Ogoni Clean-Up: Life Is Returning To Ogoniland -- Senator

The Chairman of the Senate Committee on Oil and Gas Host Communities, Senator Benson Agadaga, says with the effective work the Hydrocarbon Pollution Remediation Project(HYPREP) is doing in Ogoniland, life is returning gradually to the area.

Senator Agadaga, who gave the indication while addressing newsmen at the end of a two-day tour of some HYPREP project sites in Ogoniland by members of the committee, said HYPREP under the watch of the Project Coordinator is doing an effective work in Ogoniland.

The Senator, who planted symbolic mangroves at the Bomu Shoreline after visiting it and the Goi Shoreline, described the visit by the Senators as tourism of sort.

He said he was happy and excited that life is coming back to Ogoniland with the ongoing clean-up of oil polluted sites in the area by HYPREP, contending that he was delighted to identify himself with the course of replenishing nature and restoring life in Ogoniland, at the instance and initiative of the Federal Government in collaboration with the United Nations Environment Programme(UNEP).

He noted that the Senators discovered in the course of the visit that the devastation and damages done to the Ogoni ecosystem are being handled while the environment is being restored, as both fauna and flora are being restored gradually.

He disclosed that the Senators were able to buy some periwinkle shells at the Bomu and Goi Shorelines from local dwellers who were fetching them, adding that before now, nobody could see the periwinkles in the area.
"That is to show the level of the devastation of the ecosystem in the Niger Delta occasioned by oil pollution.

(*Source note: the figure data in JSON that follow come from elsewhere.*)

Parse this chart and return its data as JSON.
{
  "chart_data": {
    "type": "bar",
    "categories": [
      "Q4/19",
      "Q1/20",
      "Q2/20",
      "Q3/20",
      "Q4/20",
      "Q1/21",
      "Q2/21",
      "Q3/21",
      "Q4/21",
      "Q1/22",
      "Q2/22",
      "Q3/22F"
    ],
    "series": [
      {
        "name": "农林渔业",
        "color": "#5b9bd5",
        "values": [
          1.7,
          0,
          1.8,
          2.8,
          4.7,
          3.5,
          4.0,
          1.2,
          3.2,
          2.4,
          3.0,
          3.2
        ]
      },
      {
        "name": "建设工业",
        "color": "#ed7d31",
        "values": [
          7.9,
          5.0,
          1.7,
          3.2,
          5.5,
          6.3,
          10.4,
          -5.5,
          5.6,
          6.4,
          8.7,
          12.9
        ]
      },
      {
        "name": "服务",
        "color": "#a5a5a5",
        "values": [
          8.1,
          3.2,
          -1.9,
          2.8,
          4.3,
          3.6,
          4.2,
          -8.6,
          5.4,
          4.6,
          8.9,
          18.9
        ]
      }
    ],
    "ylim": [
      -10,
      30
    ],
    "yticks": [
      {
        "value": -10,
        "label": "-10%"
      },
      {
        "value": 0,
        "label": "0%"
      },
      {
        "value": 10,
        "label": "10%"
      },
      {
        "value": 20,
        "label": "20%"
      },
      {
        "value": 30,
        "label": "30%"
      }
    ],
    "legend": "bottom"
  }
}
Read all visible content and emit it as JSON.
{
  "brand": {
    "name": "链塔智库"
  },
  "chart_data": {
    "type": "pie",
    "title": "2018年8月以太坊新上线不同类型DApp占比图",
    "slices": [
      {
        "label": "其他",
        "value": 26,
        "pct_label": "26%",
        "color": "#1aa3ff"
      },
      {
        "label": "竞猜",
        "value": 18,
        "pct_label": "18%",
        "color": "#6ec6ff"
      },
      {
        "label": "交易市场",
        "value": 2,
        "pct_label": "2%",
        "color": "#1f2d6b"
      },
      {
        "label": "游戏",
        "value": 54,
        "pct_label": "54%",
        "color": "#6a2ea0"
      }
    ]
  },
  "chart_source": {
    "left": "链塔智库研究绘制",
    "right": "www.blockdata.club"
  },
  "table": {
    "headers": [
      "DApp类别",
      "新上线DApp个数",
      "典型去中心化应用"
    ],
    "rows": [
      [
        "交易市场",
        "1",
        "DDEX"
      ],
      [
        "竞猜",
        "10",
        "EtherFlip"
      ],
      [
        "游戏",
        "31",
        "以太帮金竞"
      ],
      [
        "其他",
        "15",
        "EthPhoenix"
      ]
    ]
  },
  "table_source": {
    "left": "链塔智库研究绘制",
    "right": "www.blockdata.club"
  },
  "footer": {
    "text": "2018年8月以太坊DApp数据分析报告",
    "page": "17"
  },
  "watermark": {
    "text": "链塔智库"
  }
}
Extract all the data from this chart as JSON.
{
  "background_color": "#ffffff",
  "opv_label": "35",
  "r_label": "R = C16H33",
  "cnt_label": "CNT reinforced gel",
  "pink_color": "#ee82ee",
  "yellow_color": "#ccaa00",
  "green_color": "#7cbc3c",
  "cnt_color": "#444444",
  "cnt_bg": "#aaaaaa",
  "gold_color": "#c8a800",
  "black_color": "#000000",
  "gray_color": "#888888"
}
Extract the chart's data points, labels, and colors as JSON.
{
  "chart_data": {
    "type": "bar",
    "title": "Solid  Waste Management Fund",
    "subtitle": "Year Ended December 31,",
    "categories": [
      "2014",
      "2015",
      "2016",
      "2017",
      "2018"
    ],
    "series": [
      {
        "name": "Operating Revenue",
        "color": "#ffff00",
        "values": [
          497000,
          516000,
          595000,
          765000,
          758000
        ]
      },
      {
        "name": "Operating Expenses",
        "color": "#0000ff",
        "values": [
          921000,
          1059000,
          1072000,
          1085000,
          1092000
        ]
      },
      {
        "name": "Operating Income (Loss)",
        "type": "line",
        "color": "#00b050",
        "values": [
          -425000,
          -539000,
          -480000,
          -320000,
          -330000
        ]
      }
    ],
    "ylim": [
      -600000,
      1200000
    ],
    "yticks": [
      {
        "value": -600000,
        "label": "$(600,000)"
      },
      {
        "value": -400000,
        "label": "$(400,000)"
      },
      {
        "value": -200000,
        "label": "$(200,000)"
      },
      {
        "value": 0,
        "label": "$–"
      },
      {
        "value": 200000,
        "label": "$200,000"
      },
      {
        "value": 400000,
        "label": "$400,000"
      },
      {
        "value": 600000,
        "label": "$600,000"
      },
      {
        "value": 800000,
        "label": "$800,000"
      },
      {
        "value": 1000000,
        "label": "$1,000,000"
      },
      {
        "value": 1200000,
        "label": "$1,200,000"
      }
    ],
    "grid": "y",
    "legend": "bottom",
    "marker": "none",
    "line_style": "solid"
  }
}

I want to thank God for a day like this.I want to thank the Project Coordinator for doing an effective work here. I believe that within the time limit, we would be able to advance to a level where the whole world would see that what we are doing here is effective," he said.

Also commenting, the Project Coordinator of HYPREP, Prof Deinibarini Zabbey said what the agency is carrying out at the Ogoni shorelines is not revegetation and planting of trees but mangrove restoration by planting multi species of mangrove that are common to the region like the red, the white and the black mangroves.

According to him, what HYPREP is doing is restoration of the ecosystem, to ensure that both animals and plants that dwell in the habitat are restored.

He said he was personally happy and delighted that the committee members visited the sites to see shoreline clean-up in action in Gio, "to encourage us to do our best, to restore the oil degraded mangroves."

Zabbey further hinted that the Ogoni mangrove restoration project is the world largest of oil degraded mangroves, stressing that HYPREP is restoring about 3,000 hectares of mangroves, starting with the pilot restoration in Bomu with 560 hectares.

The Project Coordinator said he is very excited seeing other species coming back to the creek in response to HYPREP's restoration programme, and defended the fact that some local dwellers have started early enough to harvest periwinkles at the shorelines, adding that the agency would ensure that there is a balance, in such a way that the picking of periwinkles in the newly restored environment would not exceed the carrying capacity of the environment.